Israeli Top Court Rejects Migron Delay
Israel’s High Court of Justice rejected a compromise deal between the state and residents of the West Bank outpost of Migron on Sunday, an agreement that would have prevented Israel from having to dismantle the settlement following a Supreme Court ruling.
The deal was meant to prevent the state from having to comply with a Supreme Courtn ruling that stated that the goverment had to arrange for the demolition of the Migron settlement by the end of this month, less than a week away.
Read the Forward’s coverage of the battle over Migron.
Migron was ordered demolished because it was built on privately-owned Palestinian land. The relocation is meant to solve this problem without demolishing the outpost entirely.
Sunday’s decision was reached unanimously by a panel of three Supreme Court Justices – Asher Grunis, Mirian Naro and Salim Joubran – who ordered the outpost demolished by August 1.

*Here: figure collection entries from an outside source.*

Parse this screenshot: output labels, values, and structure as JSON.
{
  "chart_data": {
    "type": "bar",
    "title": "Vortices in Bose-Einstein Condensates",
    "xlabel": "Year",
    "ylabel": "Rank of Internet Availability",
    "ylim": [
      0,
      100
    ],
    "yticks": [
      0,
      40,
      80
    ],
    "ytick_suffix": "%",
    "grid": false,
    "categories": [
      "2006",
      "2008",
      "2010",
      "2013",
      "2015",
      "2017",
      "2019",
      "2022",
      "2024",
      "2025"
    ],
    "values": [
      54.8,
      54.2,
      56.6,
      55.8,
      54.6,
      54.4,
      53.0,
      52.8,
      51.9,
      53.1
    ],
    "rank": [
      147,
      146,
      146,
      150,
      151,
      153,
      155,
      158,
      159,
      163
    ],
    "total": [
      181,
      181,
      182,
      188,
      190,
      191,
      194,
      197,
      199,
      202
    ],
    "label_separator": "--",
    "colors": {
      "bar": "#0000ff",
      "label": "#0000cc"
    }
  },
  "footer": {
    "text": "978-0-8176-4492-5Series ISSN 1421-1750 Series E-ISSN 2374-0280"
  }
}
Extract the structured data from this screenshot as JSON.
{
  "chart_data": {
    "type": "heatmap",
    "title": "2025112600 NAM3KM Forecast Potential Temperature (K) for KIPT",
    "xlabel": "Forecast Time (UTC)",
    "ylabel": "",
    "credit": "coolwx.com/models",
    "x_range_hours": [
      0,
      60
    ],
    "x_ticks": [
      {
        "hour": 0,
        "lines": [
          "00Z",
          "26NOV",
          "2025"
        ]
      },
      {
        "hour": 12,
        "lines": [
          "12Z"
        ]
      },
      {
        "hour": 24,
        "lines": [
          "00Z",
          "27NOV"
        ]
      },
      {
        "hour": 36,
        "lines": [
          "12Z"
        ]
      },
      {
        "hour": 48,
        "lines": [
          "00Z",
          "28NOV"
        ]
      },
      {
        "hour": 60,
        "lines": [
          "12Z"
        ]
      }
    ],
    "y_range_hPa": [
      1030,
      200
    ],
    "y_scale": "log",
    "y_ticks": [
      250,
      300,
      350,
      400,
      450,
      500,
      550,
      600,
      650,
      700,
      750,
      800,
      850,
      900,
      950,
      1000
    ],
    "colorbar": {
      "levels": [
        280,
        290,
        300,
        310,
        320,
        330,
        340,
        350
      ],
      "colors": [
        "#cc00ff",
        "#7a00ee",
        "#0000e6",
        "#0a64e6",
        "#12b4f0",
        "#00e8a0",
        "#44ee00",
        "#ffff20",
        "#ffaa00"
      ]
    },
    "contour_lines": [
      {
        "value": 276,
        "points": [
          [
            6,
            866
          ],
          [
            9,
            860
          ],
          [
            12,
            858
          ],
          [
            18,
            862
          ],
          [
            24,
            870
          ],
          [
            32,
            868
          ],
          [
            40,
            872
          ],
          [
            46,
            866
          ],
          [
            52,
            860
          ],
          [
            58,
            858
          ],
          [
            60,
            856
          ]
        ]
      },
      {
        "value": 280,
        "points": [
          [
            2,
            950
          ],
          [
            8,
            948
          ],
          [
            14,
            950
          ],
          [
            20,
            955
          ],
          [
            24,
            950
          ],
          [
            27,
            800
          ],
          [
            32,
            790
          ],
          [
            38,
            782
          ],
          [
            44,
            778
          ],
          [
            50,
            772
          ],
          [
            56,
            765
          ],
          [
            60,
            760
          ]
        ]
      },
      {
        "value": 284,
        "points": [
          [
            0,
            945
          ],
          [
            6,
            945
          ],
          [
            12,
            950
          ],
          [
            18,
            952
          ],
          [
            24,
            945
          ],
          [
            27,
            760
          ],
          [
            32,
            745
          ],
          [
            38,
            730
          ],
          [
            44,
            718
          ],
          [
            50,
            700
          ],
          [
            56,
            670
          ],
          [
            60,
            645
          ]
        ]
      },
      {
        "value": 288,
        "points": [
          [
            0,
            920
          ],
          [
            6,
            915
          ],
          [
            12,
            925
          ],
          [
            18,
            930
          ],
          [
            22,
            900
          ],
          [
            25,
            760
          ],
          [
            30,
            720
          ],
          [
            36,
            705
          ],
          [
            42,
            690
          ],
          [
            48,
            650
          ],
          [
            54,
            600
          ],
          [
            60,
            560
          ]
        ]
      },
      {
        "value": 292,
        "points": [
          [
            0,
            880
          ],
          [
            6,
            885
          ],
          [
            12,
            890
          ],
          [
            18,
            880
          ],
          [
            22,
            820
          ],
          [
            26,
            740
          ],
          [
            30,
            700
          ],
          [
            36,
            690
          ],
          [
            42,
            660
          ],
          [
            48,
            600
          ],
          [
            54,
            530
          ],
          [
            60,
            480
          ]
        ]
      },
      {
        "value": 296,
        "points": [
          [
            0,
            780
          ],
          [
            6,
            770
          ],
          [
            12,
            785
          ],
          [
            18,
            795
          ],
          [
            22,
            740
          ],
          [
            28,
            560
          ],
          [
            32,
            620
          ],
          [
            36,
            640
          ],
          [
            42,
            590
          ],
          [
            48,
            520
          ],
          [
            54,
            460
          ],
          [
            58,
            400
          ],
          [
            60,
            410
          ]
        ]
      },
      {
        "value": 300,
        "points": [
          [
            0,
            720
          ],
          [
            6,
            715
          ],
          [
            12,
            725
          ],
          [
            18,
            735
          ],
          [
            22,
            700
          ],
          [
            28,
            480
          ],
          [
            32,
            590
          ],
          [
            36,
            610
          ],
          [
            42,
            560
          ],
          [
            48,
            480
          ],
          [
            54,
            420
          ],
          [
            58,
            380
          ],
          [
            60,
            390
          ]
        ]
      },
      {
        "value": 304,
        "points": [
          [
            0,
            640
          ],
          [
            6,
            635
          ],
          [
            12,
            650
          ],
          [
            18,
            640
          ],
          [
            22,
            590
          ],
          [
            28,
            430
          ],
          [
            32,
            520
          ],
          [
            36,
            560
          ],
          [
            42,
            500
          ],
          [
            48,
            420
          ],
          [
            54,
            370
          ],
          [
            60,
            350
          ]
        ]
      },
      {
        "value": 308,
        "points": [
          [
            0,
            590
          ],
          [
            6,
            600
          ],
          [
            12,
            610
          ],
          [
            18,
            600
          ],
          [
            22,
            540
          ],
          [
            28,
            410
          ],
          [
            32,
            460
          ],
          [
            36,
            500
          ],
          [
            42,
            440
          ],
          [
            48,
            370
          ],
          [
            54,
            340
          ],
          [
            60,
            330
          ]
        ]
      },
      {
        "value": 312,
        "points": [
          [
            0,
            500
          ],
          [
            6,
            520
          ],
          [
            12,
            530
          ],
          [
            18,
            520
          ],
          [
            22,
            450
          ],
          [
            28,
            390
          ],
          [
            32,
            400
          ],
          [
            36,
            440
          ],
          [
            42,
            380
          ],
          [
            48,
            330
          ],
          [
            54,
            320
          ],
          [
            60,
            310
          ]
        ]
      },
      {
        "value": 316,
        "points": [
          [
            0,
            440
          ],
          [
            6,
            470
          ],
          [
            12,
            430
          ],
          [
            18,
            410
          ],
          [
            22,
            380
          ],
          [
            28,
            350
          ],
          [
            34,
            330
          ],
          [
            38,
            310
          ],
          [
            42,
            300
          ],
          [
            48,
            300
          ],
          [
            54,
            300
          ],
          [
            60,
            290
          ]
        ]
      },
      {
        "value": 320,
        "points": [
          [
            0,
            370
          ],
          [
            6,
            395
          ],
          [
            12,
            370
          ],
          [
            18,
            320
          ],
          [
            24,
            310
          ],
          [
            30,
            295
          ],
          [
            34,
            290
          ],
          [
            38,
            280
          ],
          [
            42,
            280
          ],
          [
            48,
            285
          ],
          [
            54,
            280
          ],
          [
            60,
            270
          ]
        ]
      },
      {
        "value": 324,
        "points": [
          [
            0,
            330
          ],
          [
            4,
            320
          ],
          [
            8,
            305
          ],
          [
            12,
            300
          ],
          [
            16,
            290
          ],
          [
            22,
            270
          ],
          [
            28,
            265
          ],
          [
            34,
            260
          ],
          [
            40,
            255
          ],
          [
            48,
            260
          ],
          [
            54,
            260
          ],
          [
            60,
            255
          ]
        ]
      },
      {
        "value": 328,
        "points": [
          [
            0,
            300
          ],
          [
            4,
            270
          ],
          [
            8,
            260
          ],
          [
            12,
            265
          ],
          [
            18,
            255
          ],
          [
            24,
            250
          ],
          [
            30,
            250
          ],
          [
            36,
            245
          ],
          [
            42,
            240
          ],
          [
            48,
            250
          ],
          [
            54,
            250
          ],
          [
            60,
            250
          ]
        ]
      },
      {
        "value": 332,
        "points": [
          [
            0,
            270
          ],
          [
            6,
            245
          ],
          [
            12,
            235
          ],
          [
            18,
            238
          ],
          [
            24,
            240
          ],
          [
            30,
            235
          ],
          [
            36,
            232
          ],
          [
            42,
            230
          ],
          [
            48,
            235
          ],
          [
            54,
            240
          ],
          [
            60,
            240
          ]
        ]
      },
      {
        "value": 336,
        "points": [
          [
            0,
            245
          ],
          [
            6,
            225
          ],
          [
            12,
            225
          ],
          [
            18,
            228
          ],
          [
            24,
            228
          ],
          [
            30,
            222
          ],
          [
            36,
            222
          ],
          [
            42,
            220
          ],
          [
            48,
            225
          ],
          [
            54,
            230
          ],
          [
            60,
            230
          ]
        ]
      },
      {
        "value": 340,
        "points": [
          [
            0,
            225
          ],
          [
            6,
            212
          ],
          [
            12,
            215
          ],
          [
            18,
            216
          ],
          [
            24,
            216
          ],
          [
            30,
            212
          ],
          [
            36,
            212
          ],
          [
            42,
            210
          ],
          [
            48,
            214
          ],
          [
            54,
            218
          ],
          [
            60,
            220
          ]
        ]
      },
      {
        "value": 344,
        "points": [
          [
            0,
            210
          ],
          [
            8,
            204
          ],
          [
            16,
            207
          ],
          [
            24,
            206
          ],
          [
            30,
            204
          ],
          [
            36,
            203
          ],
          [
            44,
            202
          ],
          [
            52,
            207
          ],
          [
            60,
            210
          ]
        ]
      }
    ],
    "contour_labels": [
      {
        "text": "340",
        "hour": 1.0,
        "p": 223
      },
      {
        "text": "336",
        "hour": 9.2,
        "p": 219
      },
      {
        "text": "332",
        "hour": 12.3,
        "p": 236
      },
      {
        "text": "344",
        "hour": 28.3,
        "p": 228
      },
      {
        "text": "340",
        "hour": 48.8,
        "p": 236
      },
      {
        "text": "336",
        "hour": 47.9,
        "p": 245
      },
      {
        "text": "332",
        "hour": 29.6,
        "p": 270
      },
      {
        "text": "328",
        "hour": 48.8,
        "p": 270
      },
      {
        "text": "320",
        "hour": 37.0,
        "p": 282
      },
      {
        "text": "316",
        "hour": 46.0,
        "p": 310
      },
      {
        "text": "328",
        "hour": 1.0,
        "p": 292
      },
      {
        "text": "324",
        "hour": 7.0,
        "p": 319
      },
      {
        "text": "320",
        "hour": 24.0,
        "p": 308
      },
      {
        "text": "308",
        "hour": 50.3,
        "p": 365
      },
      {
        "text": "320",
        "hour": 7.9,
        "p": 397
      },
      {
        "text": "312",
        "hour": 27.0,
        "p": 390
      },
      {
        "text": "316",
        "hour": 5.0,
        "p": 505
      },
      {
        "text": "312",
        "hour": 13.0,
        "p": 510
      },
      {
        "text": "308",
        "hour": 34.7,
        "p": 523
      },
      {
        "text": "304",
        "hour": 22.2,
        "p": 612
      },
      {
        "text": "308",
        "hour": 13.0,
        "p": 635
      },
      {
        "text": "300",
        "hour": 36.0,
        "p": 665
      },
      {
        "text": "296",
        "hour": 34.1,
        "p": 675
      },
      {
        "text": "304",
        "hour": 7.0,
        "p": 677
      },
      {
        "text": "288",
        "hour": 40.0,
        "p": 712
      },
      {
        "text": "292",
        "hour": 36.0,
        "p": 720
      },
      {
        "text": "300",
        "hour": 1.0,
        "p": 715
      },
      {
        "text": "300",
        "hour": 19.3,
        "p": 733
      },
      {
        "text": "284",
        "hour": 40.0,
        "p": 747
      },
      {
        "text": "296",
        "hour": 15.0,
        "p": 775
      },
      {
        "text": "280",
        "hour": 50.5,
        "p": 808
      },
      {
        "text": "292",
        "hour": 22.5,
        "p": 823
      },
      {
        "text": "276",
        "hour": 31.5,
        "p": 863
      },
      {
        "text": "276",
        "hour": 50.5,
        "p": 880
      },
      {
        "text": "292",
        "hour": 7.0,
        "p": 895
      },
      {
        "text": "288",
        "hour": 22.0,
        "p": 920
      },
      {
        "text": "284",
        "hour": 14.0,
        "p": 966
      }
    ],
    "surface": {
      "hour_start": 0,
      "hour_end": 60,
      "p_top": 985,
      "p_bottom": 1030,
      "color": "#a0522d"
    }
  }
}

In the ruling, drafted by justice Naor, the court stated that it had the authority to postpone the date of the original order’s execution, adding, however, that it saw no need to do so in this case.
Naor wrote that the Migron issue represented one of the “most difficult and extraordinary cases in regards to illegal outposts. The outpost is sprawled across extensive land, all in the possession of private and orderly Palestinian ownership.”